The large bank can continue to do damage if they are caught, while the small one cannot. Thus they definitely do more harm, and at the very least will be perceived to have effective immunity from the law.

If you only fine thieves proportional to the value of the stolen goods, then all you're doing is saying it's ok to steal so long as you are sufficiently wealthy. (And if you became wealthy through theft... then you've made a legitimate living through damage to society.)




We could also be saying that we (as a society via our laws) try to curtail stealing by setting penalties at a level such that the expected value from thievery is negative.

You don't need the equivalent of capital punishment for stealing and, by extension, don't need to take away all of a caught thief's money, just a sufficient multiple of their stealing to make it unattractive to enter into a career of it.

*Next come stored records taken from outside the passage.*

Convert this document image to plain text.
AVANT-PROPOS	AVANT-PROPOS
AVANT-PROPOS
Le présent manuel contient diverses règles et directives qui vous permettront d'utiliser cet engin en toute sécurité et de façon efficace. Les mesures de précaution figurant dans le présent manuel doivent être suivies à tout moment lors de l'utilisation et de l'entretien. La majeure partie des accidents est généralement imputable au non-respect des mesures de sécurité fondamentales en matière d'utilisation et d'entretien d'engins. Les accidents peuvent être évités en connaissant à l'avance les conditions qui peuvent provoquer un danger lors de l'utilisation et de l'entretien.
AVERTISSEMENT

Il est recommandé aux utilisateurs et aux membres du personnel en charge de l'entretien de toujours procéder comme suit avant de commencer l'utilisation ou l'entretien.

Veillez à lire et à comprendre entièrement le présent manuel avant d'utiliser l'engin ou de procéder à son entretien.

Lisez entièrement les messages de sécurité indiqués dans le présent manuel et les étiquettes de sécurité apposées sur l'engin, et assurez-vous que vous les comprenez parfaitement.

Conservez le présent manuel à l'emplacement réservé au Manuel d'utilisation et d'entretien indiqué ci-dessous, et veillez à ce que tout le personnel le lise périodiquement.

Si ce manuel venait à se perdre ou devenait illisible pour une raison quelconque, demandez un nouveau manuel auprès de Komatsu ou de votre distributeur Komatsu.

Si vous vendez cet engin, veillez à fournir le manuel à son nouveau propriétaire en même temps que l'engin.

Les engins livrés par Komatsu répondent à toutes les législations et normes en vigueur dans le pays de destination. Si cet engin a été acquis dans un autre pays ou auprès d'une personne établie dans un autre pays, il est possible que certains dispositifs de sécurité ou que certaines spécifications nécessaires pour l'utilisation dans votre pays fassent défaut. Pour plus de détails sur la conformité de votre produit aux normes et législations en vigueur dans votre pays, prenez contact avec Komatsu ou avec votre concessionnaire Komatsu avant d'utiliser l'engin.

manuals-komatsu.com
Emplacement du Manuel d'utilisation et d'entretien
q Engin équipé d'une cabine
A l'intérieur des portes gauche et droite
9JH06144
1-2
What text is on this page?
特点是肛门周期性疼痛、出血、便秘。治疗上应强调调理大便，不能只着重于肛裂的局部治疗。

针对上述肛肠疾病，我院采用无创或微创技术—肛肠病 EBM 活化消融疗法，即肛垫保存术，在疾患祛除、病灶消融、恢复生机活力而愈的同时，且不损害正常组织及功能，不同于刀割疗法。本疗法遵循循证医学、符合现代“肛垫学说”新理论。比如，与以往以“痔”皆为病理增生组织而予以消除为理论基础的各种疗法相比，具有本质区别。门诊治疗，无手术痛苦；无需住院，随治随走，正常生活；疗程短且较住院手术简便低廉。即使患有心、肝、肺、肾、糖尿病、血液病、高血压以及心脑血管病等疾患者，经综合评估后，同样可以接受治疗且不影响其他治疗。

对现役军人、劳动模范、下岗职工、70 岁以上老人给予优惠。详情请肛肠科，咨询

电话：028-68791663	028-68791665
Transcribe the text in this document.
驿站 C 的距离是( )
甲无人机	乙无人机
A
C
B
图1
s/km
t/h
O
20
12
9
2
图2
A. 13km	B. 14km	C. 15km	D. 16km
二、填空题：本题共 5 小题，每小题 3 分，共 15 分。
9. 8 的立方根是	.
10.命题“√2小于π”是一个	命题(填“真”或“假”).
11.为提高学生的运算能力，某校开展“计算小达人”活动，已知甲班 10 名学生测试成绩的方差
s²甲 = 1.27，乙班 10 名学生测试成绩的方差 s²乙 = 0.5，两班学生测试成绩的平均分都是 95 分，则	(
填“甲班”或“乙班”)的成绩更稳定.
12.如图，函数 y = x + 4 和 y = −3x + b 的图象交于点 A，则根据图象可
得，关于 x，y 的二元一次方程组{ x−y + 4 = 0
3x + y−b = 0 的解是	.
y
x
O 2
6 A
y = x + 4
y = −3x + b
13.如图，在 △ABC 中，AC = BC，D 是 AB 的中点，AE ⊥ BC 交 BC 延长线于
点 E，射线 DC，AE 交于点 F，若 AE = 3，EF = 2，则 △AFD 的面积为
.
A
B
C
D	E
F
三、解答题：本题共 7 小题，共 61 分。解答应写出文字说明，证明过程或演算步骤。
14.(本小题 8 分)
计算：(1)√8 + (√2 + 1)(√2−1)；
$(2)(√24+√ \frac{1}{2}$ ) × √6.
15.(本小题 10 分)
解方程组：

That is essentially what I'm saying. The complication is that you can't reliably measure EV for certain acts. (E.g., What is the dollar-value loss for murder? How much should you fine someone for doing it?) In this case, to calculate the dollar-value loss for creating a subset of society which is above the rule of law which uses wealth as a barrier to entry... the penalty needs to take that into account.

So the point is not simply that you need to defer thieves from entering a career of it, but that you need also to deter thieves from considering it as a one-time option for when their quarterly earnings are due, and that you need to do so sufficiently well that even a highly skilled thief with a multi-million dollar company salary won't consider it. So either it can't just be fines (asset seizure/prison, maybe for repeat offenders) or those fines must be legitimately severe as measured by the one committing the act.


> The large bank can continue to do damage if they are caught, while the small one cannot.

you might reasonably assume that if you catch a company engaging in one instance of illegal activity, you have only seen the tip of the iceberg and there is much more that you couldn't prove. I would prefer the government not to be setup on this premise, but as I said, this is a philosophical position.


Yeah, but this way the banks will just start splitting into the smaller ones, and the one’s which get caught will be later on hired by the one which didn’t.